"PROPERTY IS THEFT"
Anarchists oppose private property (meaning land and means of production, in particular) and class distinctions based on wealth as innately and ultimately oppressive. Once you have established property rights, you will begin to have some people growing more powerful at the expense of their neighbors, as they acquire (by whatever means) more land. These people become the owning or ruling class.
Acting selfishly, they thereby gain considerable power. By owning the land, they decide what gets done (or doesn't get done) on it. They, in effect, become the government.
For those who have no land, it is a bad arrangement; they are forced to work for one of the owners, or starve. Thus, what should be fundamental rights, the rights to life and liberty, become commodities to be exchanged for money, which is then used to buy the very things the landowner deprives the person of in the first place--food, shelter, etc.
Logically, the landowners strive to protect their holdings. This thinking eventually yields the state, whose purpose is to protect the interests of the landed elite, through government and law enforcement. States exist to ensure that property remains in private, and not public hands--note that even socialist states do this; in the place of private owners, you have party members. They are largely interchangeable. What's important here is that some people are freed from the necessity of work by virtue of their ill-gotten wealth.

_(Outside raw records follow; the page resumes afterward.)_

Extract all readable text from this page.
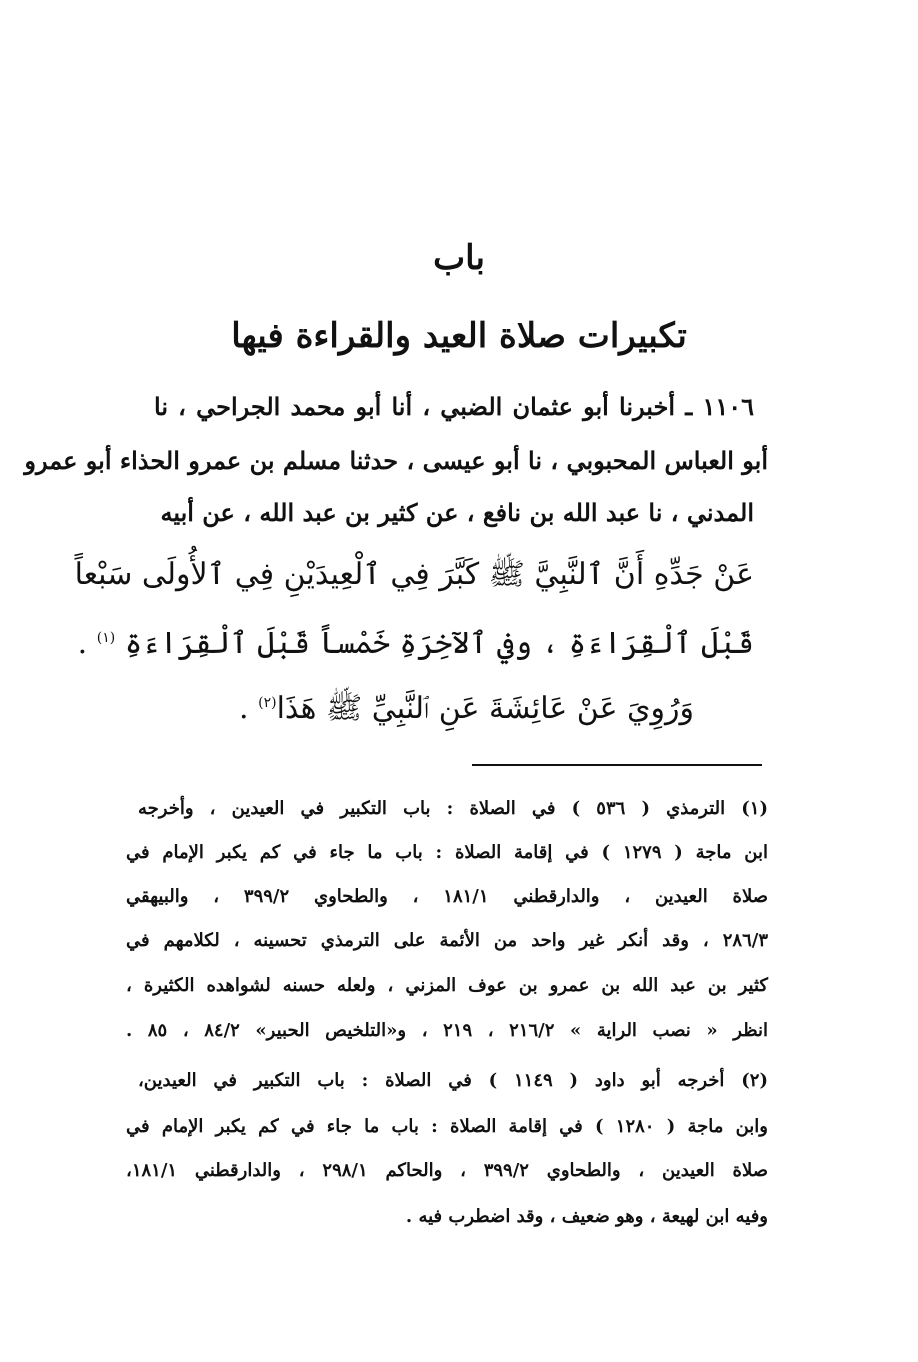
باب
تكبيرات صلاة العيد والقراءة فيها
١١٠٦ ـ أخبرنا أبو عثمان الضبي ، أنا أبو محمد الجراحي ، نا
أبو العباس المحبوبي ، نا أبو عيسى ، حدثنا مسلم بن عمرو الحذاء أبو عمرو
المدني ، نا عبد الله بن نافع ، عن كثير بن عبد الله ، عن أبيه
عَنْ جَدِّهِ أَنَّ ٱلنَّبِيَّ ﷺ كَبَّرَ فِي ٱلْعِيدَيْنِ فِي ٱلأُولَى سَبْعاً
قَبْلَ ٱلْقِرَاءَةِ ، وفي ٱلآخِرَةِ خَمْساً قَبْلَ ٱلْقِرَاءَةِ $^{(١)}$ .
وَرُوِيَ عَنْ عَائِشَةَ عَنِ ٱلنَّبِيِّ ﷺ هَذَا$^{(٢)}$ .
(١) الترمذي ( ٥٣٦ ) في الصلاة : باب التكبير في العيدين ، وأخرجه
ابن ماجة ( ١٢٧٩ ) في إقامة الصلاة : باب ما جاء في كم يكبر الإمام في
صلاة العيدين ، والدارقطني ١٨١/١ ، والطحاوي ٣٩٩/٢ ، والبيهقي
٢٨٦/٣ ، وقد أنكر غير واحد من الأئمة على الترمذي تحسينه ، لكلامهم في
كثير بن عبد الله بن عمرو بن عوف المزني ، ولعله حسنه لشواهده الكثيرة ،
انظر « نصب الراية » ٢١٦/٢ ، ٢١٩ ، و«التلخيص الحبير» ٨٤/٢ ، ٨٥ .
(٢) أخرجه أبو داود ( ١١٤٩ ) في الصلاة : باب التكبير في العيدين،
وابن ماجة ( ١٢٨٠ ) في إقامة الصلاة : باب ما جاء في كم يكبر الإمام في
صلاة العيدين ، والطحاوي ٣٩٩/٢ ، والحاكم ٢٩٨/١ ، والدارقطني ١٨١/١،
وفيه ابن لهيعة ، وهو ضعيف ، وقد اضطرب فيه .
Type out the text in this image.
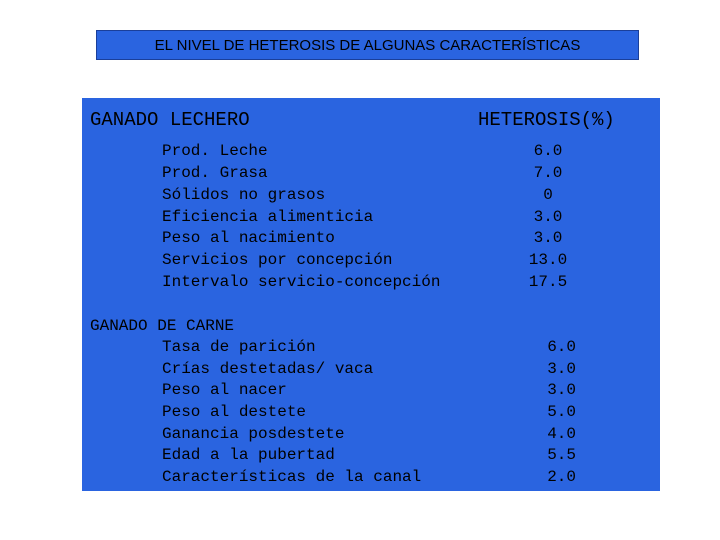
EL NIVEL DE HETEROSIS DE ALGUNAS CARACTERÍSTICAS
GANADO LECHERO	HETEROSIS(%)
Prod. Leche
Prod. Grasa
Sólidos no grasos
Eficiencia alimenticia
Peso al nacimiento
Servicios por concepción
Intervalo servicio-concepción
6.0
7.0
0
3.0
3.0
13.0
17.5
GANADO DE CARNE
Tasa de parición
Crías destetadas/ vaca
Peso al nacer
Peso al destete
Ganancia posdestete
Edad a la pubertad
Características de la canal
6.0
3.0
3.0
5.0
4.0
5.5
2.0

This is why anarchists condemn the idea of private property: it produces class distinctions and a disparity of income, and leads to poverty for many and the creation of the state, which invariably becomes oppressive over time. For the inordinate gain of an elite, many are made to suffer. Capitalists say the equivalent of "stuff it" to the rest of us, and are backed by the power of the state. Some gain, and many lose. Is this a just social arrangement?